Agreement on a staple minimal outbreak dataset, integrated in existing surveillance systems (such as Early Warning Alert and Response Systems EWARS [36], DHIS2 [37], the Outbreak Toolkit [38]), which can be adaptable through interconnectivity. In the same spirit and objectives as the HL7 initiative designed for patients care and clinical information [39], the outbreak toolkit project developed a list of variables that represent the essential and non-exhaustive information needed to investigate an outbreak. WHO supported by an international working group is proposing a list of essentials variables and its standards. Those variables were included into a standard questionnaire, the T0 questionnaire available on WHO website (https://www.who.int/emergencies/outbreak-toolkit/data-collection-standards/t0-initial-case-investigation-form). This T0 questionnaire was used to develop the initial case reporting form for COVID-19 case based surveillance that WHO shared with regions and countries as soon as 21 of January 2020. Description of the process to identify essential variables is provided in the article: Data collection for outbreak investigations: Process for defining a minimal data set using a Delphi approach [40]. The Outbreak toolkit project aims at providing tools and standards to increase interoperability of databases and facilitate the work of field epidemiologist investigating outbreak in remote settings: https:/www.who.int/emergencies/outbreak-toolkit

  • Investment in existing systems and data platforms and enforcement of emergency Standard Operating Procedures, to ensure agility and surge reactivity to implement data collection requirements during an emergency.

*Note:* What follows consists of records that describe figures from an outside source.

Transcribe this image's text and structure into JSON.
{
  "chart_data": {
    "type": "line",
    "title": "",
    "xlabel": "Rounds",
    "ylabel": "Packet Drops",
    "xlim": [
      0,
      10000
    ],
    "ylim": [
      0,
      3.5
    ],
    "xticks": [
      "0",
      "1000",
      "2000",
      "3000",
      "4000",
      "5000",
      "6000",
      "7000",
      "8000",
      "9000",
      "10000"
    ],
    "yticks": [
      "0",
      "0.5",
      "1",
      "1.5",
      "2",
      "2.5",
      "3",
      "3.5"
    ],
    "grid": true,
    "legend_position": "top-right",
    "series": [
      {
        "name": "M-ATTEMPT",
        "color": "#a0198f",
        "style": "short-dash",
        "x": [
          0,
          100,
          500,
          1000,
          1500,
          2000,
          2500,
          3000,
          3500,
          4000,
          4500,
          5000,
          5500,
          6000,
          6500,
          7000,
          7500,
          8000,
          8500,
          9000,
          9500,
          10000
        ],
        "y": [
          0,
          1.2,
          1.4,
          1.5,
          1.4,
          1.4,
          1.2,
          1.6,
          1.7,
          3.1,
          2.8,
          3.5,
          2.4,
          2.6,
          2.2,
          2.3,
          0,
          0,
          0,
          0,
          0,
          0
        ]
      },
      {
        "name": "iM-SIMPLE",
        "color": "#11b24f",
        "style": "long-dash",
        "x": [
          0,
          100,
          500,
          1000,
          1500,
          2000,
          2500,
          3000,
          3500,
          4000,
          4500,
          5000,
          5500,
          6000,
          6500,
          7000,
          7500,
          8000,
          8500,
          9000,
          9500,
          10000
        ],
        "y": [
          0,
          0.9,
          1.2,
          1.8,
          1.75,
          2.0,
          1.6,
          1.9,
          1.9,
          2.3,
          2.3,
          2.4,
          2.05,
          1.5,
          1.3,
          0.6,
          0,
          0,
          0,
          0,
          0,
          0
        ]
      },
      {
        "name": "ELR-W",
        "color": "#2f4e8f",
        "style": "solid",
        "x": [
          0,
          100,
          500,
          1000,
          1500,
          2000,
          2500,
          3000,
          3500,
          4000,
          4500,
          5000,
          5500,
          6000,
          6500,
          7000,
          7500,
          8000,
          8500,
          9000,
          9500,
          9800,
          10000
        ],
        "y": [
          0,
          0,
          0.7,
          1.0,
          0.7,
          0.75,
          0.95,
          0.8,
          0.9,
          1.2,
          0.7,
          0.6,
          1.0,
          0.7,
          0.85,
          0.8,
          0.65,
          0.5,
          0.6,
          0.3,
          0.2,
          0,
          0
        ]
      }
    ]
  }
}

  • Investment in human resources data management and analytical skills and institutional capacity to ensure surge reactivity.

  • Identification and implementation of a strategic information plan including data standards, data sharing, and minimum reportable data by Member States, that builds on existing systems, is scalable and can inform evidence-based decision-making across Member States to develop global public health information goods during major events.

  • Age and sex disaggregation, as well as a focus on vulnerable groups, should be included in the minimum reportable dataset to provide equity insight on transmission dynamics and risk factors, especially in in lower income countries and fragile settings.

  • Centralization of emergency health information system with shared data management responsibilities designed for global events and potential Public Health Emergencies as to contribute to timely curation and availability of data and to ensure consistency and longitudinal comparability of data analysis.

Setting up a centralized database during a PHEIC may take a few weeks as it requires agreement on the minimum datasets, frequency of reporting, setting up the data pipelines, communication and training of the regions, and data validation. As part of preparedness for future outbreaks with known or unknown pathogens, it would be still important to actively collect data even before such system can be set up to characterize the epidemiological features to inform prompt decision-making.

Conclusions

Two years after the pandemic was declared, SARS-CoV-2 continues to spread, and is still considered a PHEIC. Ensuring a responsive and relevant global platform for COVID-19 surveillance, although challenging at the global level, has paramount importance for both prospective planning and for retrospective longitudinal studies. To this end, the WHO-HQ COVID-19 surveillance database is continuously maintained, and data analyzed and displayed in the public dashboard. Important aspects of pandemic risk and response have become apparent through analysis of disaggregated data even as reporting completeness, standardization and timeliness of data sharing remain a major constraint for lower income countries and fragile settings. While WHO offices have demonstrated tremendous adaptability and commitment to process COVID-19 surveillance data, lessons learnt from this major event would greatly serve to enhance capacity and preparedness at every level, as well as institutional empowerment towards improvement of shared public health evidence during a PHEIC, with a focus on equity.